None of our veterans should be left shivering in the dark this winter. Cold weather payments and grants from the Royal British Legion are available to support those who are at a particularly vulnerable point in their lives. Help is available if veterans speak up and reach out. Many people are prepared to help them, so no veteran should be cold and suffering this winter.

As we head towards Christmas, my mind turns to the hundreds of hampers of local produce that I will deliver to veterans in Christmas week, which gives me the opportunity to thank them for their service. I come across veterans who feel isolated and often do not know how to access services. Can my right hon. Friend set out the support that is available to veterans who may feel isolated in the run-up to Christmas?

Isolation is a huge challenge for veterans who have left the military, and what we are trying to do in the Office for Veterans’ Affairs is build dedicated clear pathways for those who are isolated, homeless or particularly vulnerable. Homelessness is a particular issue around this time of year—veterans are under-represented in the homeless population, but one is one too many—and I will have more to say about this before Christmas.

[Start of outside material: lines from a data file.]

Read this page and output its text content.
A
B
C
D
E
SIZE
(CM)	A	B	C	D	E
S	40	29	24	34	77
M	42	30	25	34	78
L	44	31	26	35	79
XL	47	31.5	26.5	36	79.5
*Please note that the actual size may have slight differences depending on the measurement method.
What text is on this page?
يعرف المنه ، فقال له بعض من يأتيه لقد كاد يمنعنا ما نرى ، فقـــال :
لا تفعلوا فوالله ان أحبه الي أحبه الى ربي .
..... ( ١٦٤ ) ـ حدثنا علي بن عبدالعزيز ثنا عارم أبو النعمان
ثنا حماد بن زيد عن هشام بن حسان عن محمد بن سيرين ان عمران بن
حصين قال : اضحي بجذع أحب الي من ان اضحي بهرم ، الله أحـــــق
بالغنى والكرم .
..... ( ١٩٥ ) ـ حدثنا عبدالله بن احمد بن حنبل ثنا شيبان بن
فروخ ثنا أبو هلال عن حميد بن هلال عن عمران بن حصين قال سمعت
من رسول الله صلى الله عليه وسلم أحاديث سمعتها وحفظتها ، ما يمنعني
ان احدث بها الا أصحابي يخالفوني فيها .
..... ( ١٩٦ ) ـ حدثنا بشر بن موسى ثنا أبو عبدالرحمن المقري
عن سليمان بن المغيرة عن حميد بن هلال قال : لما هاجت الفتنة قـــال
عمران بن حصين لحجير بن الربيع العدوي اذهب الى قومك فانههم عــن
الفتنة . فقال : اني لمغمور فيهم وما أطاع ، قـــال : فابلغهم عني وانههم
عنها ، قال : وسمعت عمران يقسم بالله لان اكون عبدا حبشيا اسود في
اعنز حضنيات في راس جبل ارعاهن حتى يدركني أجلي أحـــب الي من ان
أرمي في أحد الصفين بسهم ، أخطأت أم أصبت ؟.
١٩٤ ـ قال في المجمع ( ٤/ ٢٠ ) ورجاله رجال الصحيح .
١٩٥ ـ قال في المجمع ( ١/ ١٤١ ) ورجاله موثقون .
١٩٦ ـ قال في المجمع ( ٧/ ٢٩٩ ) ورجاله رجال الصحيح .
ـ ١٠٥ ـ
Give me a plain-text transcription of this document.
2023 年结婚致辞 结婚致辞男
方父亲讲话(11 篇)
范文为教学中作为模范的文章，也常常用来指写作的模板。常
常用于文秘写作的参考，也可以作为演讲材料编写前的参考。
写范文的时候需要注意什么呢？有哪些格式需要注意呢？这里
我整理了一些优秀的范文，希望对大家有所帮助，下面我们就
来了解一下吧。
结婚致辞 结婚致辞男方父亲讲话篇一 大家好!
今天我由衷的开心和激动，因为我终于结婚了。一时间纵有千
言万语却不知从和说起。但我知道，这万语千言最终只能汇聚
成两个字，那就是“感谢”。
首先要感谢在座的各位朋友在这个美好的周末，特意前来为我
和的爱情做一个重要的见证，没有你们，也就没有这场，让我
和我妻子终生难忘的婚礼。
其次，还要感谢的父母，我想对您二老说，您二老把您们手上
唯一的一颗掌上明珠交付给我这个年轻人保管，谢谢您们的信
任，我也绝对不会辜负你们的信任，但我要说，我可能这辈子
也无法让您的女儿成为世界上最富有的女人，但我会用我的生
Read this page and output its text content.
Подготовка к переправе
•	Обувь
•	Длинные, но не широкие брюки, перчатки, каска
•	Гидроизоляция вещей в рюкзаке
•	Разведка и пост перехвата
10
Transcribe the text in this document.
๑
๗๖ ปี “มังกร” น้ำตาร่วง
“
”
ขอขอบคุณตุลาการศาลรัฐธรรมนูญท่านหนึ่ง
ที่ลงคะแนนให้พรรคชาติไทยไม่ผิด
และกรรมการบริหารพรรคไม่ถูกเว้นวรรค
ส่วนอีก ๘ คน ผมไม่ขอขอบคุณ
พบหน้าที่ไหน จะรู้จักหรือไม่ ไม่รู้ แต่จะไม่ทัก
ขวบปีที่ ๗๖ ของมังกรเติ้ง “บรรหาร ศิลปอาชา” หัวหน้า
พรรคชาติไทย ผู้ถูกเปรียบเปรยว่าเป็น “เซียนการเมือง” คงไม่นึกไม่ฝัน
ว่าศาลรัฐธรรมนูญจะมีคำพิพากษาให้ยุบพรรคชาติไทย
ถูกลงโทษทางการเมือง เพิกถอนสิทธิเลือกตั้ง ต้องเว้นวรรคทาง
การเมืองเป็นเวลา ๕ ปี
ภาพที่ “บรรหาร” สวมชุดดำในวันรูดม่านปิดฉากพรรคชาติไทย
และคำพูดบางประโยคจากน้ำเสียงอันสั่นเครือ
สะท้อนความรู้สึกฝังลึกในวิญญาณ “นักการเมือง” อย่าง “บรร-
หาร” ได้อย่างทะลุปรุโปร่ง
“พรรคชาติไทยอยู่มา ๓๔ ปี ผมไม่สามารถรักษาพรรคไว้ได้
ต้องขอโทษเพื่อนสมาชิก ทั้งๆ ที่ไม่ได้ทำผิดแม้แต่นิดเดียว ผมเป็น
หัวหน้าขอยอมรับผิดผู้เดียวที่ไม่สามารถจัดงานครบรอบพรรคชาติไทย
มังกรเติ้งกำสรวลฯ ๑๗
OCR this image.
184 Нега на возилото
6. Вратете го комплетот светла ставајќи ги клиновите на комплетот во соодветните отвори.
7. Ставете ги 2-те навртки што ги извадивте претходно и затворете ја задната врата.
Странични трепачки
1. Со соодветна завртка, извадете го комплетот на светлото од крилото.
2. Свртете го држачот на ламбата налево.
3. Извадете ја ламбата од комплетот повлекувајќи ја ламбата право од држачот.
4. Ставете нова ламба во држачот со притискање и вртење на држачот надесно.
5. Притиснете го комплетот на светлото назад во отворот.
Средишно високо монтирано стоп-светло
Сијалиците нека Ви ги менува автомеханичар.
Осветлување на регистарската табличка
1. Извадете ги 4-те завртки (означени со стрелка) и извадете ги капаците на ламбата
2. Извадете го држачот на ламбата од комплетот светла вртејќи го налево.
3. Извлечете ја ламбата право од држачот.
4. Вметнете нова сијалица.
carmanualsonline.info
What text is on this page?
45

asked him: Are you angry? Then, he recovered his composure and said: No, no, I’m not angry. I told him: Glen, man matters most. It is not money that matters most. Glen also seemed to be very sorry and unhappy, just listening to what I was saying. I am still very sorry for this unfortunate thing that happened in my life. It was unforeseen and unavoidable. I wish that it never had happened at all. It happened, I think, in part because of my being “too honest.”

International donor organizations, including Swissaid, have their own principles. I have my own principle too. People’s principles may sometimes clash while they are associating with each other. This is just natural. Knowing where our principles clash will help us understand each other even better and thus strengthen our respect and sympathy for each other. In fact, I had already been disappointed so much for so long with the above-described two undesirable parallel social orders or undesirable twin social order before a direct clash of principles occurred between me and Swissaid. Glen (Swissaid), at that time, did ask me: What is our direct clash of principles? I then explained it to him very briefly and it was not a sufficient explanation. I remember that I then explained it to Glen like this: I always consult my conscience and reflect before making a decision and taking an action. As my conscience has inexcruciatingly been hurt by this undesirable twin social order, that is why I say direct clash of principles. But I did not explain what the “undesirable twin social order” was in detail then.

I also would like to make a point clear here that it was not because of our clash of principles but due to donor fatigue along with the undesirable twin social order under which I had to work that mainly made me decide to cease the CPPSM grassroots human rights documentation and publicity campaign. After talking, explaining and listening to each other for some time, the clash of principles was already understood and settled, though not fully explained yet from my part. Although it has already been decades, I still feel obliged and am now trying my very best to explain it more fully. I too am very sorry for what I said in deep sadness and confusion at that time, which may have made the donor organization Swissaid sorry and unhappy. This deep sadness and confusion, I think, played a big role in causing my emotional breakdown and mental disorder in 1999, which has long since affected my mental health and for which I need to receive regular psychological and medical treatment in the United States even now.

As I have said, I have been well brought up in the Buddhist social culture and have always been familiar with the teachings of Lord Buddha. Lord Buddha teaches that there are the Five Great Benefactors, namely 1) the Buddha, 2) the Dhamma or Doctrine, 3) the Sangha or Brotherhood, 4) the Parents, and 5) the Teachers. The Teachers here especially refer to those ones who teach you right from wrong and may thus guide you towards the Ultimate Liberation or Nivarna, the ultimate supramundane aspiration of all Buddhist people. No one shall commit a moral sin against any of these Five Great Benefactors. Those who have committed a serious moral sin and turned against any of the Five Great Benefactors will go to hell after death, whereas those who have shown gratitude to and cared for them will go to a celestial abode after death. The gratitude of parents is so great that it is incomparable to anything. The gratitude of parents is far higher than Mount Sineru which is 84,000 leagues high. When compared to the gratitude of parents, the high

It is not just Baroness Mone who made obscene profits out of VIP lane-awarded contracts for PPE purchases. Private Eye has long highlighted other companies that made record profits through this process. When are the Government going to review all the contracts awarded through the VIP lane and try to recover money, instead of allowing people to profiteer from the pandemic?

We have made a lot of progress in recovering moneys. For example, our checks prevented over £2 billion of fraud on bounce back loans and we have stopped over £700 million in over-claimed grants. We have invested £100 million to set up a taxpayer protection taskforce, which is expected to recover up to £1 billion by 2022-23.

Marvellous! We did have plenty of time and we have not stopped early, so the Whips need not panic in the future.